Saat ini ia masih terikat kontrak hingga Juni 2027. Namun, situasinya disebut cukup sensitif karena kontrak berikutnya kemungkinan akan menjadi kontrak besar terakhir dalam kariernya. Dengan posisi tersebut, Fernandes dinilai ingin memaksimalkan nilai finansialnya, terlebih ketika ia tahu klub sangat ingin mempertahankannya.
Peluang Manchester United untuk menjaga sang kapten akan meningkat jika mereka berhasil mengamankan tiket Liga Champions musim depan. Meski begitu, klub mungkin tetap harus menyodorkan kontrak bernilai sekitar 400 ribu poundsterling per pekan, yang akan menjadikannya pemain dengan bayaran tertinggi di skuad.
Fernandes diyakini menyadari betul perannya yang sangat vital. Namun, manajemen klub juga harus mempertimbangkan faktor usia, mengingat ia sudah memasuki usia kepala tiga.
Ruang Gaji dan Rencana Belanja Pemain
Di sisi lain, kepergian gelandang senior Casemiro pada akhir musim akan meringankan beban gaji klub dalam jumlah besar. Gajinya yang juga berada di kisaran 400 ribu poundsterling per pekan akan terhapus dari struktur pengeluaran tim, memberi ruang finansial yang lebih longgar.

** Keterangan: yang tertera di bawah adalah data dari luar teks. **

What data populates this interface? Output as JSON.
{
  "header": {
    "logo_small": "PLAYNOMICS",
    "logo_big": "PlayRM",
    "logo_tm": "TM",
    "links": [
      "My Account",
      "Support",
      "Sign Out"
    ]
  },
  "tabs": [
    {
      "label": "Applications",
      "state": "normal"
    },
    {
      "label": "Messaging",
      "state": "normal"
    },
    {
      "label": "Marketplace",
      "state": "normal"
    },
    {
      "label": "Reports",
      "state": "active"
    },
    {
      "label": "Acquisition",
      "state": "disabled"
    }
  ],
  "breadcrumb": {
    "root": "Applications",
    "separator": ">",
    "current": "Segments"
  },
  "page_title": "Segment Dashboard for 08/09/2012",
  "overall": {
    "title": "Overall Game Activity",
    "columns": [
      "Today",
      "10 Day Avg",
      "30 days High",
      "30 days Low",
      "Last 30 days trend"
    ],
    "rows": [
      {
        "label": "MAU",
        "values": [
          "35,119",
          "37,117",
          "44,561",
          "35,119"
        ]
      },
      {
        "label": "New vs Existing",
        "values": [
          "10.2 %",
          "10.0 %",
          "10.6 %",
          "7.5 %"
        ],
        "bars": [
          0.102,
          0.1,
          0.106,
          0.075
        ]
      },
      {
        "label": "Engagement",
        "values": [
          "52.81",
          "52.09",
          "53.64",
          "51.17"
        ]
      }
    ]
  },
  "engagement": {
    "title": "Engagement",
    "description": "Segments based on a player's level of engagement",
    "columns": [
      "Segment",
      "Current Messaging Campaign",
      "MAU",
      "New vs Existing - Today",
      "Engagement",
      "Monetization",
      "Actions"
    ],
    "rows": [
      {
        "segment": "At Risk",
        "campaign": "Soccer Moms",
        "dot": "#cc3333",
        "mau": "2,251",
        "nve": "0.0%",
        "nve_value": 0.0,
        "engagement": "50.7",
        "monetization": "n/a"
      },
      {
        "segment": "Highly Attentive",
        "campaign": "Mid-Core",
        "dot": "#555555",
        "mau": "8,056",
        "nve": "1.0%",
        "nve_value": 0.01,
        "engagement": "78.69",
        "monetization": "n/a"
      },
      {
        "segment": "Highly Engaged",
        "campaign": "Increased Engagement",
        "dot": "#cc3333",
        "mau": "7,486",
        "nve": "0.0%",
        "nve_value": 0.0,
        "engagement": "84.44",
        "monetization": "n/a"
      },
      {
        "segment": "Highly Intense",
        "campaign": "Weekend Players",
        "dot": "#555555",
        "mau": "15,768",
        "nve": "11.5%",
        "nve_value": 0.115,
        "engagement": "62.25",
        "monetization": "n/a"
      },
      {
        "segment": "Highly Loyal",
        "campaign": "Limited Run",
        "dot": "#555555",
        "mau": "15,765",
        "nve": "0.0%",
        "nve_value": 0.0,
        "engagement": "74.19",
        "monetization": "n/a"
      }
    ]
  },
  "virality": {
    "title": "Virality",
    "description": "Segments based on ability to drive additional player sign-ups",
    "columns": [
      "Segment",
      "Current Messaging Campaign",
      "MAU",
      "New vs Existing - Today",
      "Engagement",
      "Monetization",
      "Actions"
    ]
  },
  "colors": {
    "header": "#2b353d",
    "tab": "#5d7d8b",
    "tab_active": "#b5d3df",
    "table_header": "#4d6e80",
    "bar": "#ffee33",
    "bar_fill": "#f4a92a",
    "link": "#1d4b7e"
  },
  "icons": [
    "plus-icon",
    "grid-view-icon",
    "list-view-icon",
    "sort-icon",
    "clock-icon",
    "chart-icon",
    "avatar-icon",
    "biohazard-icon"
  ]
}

Manchester United pun berambisi mengumpulkan dana tambahan untuk merekrut setidaknya satu gelandang baru pada musim panas nanti. Beberapa nama yang disebut masuk daftar incaran antara lain Adam Wharton, Carlos Baleba, dan Elliot Anderson, yang semuanya tampil menonjol di Premier League.
Situasi ini membuat masa depan Bruno Fernandes menjadi salah satu isu paling penting di Old Trafford. Keputusan yang diambil dalam beberapa bulan ke depan bisa sangat menentukan arah proyek Manchester United selanjutnya.